I am 32 years old, have been married for almost 3 years and have a one-year old daughter.
– Where do you live and why did you choose to live there?
We live in Antwerp, right in the heart of the Jewish district. Leaving Paris for Antwerp seemed quite obvious for two reasons. First, my then future wife had been living there for three years and I was dissatisfied with the level of observance in Paris. Besides, I could not imagine asking my wife to move to Paris where life is so different from anything she had known in either Antwerp or in Amsterdam where she had grown up.
– What do you like best about living in Antwerp?
When you go to Antwerp for the first time you are struck by a number of things. First, the omnipresence of Jewish life; here every day life and Jewish life are synonymous. There is no place for religion as a hobby. Being religious is as natural and as vital as breathing.
Another striking element is the convenience. Hechsherim (religious certifications) are serious and one needn’t question their validity. It is not necessary to check them out. You can buy practically all Kosher certified products.
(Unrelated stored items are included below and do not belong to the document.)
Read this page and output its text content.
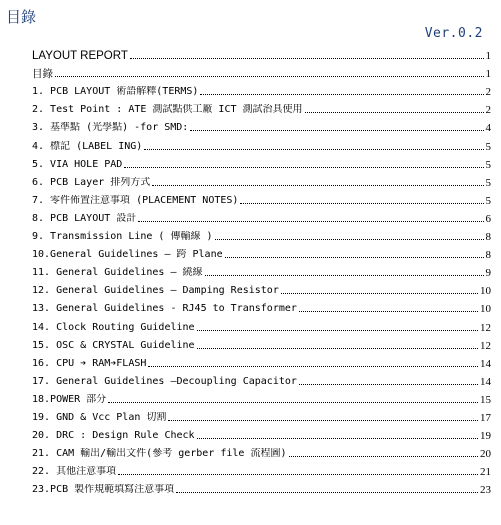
目錄
Ver.0.2
LAYOUT REPORT	1
目錄	1
1. PCB LAYOUT 術語解釋(TERMS)	2
2. Test Point : ATE 測試點供工廠 ICT 測試治具使用	2
3. 基準點 (光學點) -for SMD:	4
4. 標記 (LABEL ING)	5
5. VIA HOLE PAD	5
6. PCB Layer 排列方式	5
7. 零件佈置注意事項 (PLACEMENT NOTES)	5
8. PCB LAYOUT 設計	6
9. Transmission Line ( 傳輸線 )	8
10.General Guidelines – 跨 Plane	8
11. General Guidelines – 繞線	9
12. General Guidelines – Damping Resistor	10
13. General Guidelines - RJ45 to Transformer	10
14. Clock Routing Guideline	12
15. OSC & CRYSTAL Guideline	12
16. CPU ➔ RAM➔FLASH	14
17. General Guidelines –Decoupling Capacitor	14
18.POWER 部分	15
19. GND & Vcc Plan 切割	17
20. DRC : Design Rule Check	19
21. CAM 輸出/輸出文件(參考 gerber file 流程圖)	20
22. 其他注意事項	21
23.PCB 製作規範填寫注意事項	23
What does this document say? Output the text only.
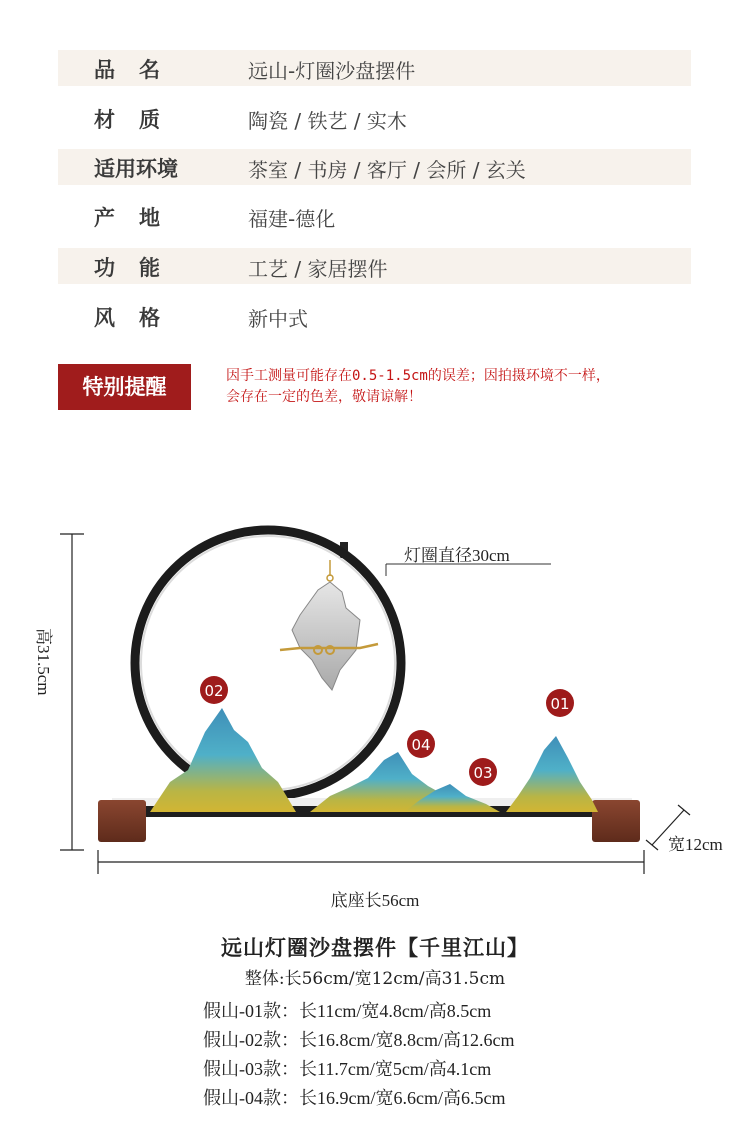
品名	远山-灯圈沙盘摆件
材质	陶瓷 / 铁艺 / 实木
适用环境	茶室 / 书房 / 客厅 / 会所 / 玄关
产地	福建-德化
功能	工艺 / 家居摆件
风格	新中式
特别提醒	因手工测量可能存在0.5-1.5cm的误差；因拍摄环境不一样，
会存在一定的色差，敬请谅解！
02
04
03
01
灯圈直径30cm
高31.5cm
宽12cm
底座长56cm
远山灯圈沙盘摆件【千里江山】
整体:长56cm/宽12cm/高31.5cm
假山-01款：长11cm/宽4.8cm/高8.5cm
假山-02款：长16.8cm/宽8.8cm/高12.6cm
假山-03款：长11.7cm/宽5cm/高4.1cm
假山-04款：长16.9cm/宽6.6cm/高6.5cm
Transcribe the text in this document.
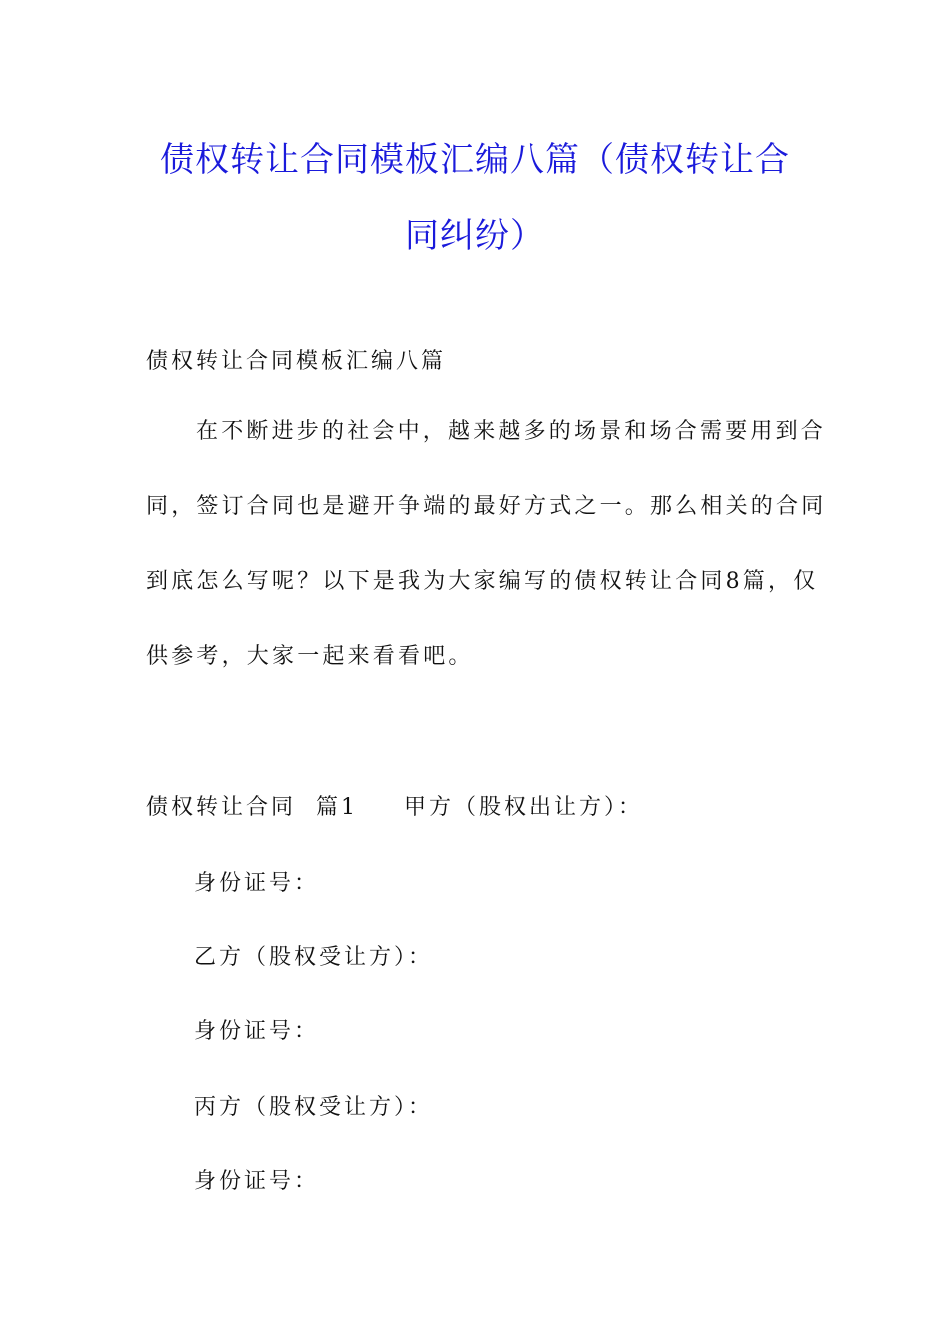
债权转让合同模板汇编八篇（债权转让合
同纠纷）
债权转让合同模板汇编八篇
在不断进步的社会中，越来越多的场景和场合需要用到合
同，签订合同也是避开争端的最好方式之一。那么相关的合同
到底怎么写呢？以下是我为大家编写的债权转让合同8篇，仅
供参考，大家一起来看看吧。
债权转让合同  篇1 甲方（股权出让方）：
身份证号：
乙方（股权受让方）：
身份证号：
丙方（股权受让方）：
身份证号：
In addition, there is a wide variety of Jewish communities. Almost all Jewish movements exist here, with a strong emphasis on Orthodoxy – from Modern Orthodox to the strictest of Chassidim.
Finally, Antwerp has a vibrant Jewish community. Unlike other communities in Europe (Paris or Amsterdam for instance), the trauma of the Second World War did not shake the foundations of the “edifice”. Here there is no memorial to a lost world; life is steeped in the present.
In my opinion the strongest proof of the everlasting quality of the Jewish people is to hear children speaking Yiddish as a mother tongue right here in Europe, as if nothing had happened 60 years ago.
– Do you identify yourself as a Chassid?
I studied at a yeshiva in Paris (Yeshivat Yad Mordechai) whose Rosh Yeshiva was a strict Litvak, so I was rather prejudiced against Chassidism. Yet even before I was married I decided to wear a lange rekel (a long coat) and since my daughter’s birth I have been wearing a shtreimel. Then I discovered traditional Chassidic writers and what this movement had meant for the Jews of Eastern Europe. My overall vision of life gradually evolved as I witnessed how Chassidim live their faith in a festive atmosphere, which is joyous without ever being “light”.
– What Chasidic group do you associate with?
Last December I officially became a Makhnovka Chassid. It is a tiny group that has members in Antwerp, New York, London and Bnei Brak where the present rebbe lives. It is an old dynasty which originated in the village of Makhnovka (the former Komsomolske) in Southern Ukraine. Progressively it established ties with other Chassidic groups, particularly Belz, to which the present rebbe is linked via his mother. We have shared the same minhagim as Belz for quite a while now.
– Why did you choose this particular group?
I had been attending the Makhnovka shul in Antwerp for two years when I decided to go and visit the rebbe. I had the time to see if their minhagim and their point of view were for me. The visit to the rebbe in December confirmed what I had been feeling for two years.
Becoming a rebbe-chassid implies accepting him as a guide in all the momentous decisions of one’s life. You consider him to be the person who is able, through his insights into the “secrets” of the Torah and his knowledge of the sacred texts to perceive more truths than the rest of us. At the birth of our next child, im yirtsa Hashem, we’ll ask for his advice on what to name the baby.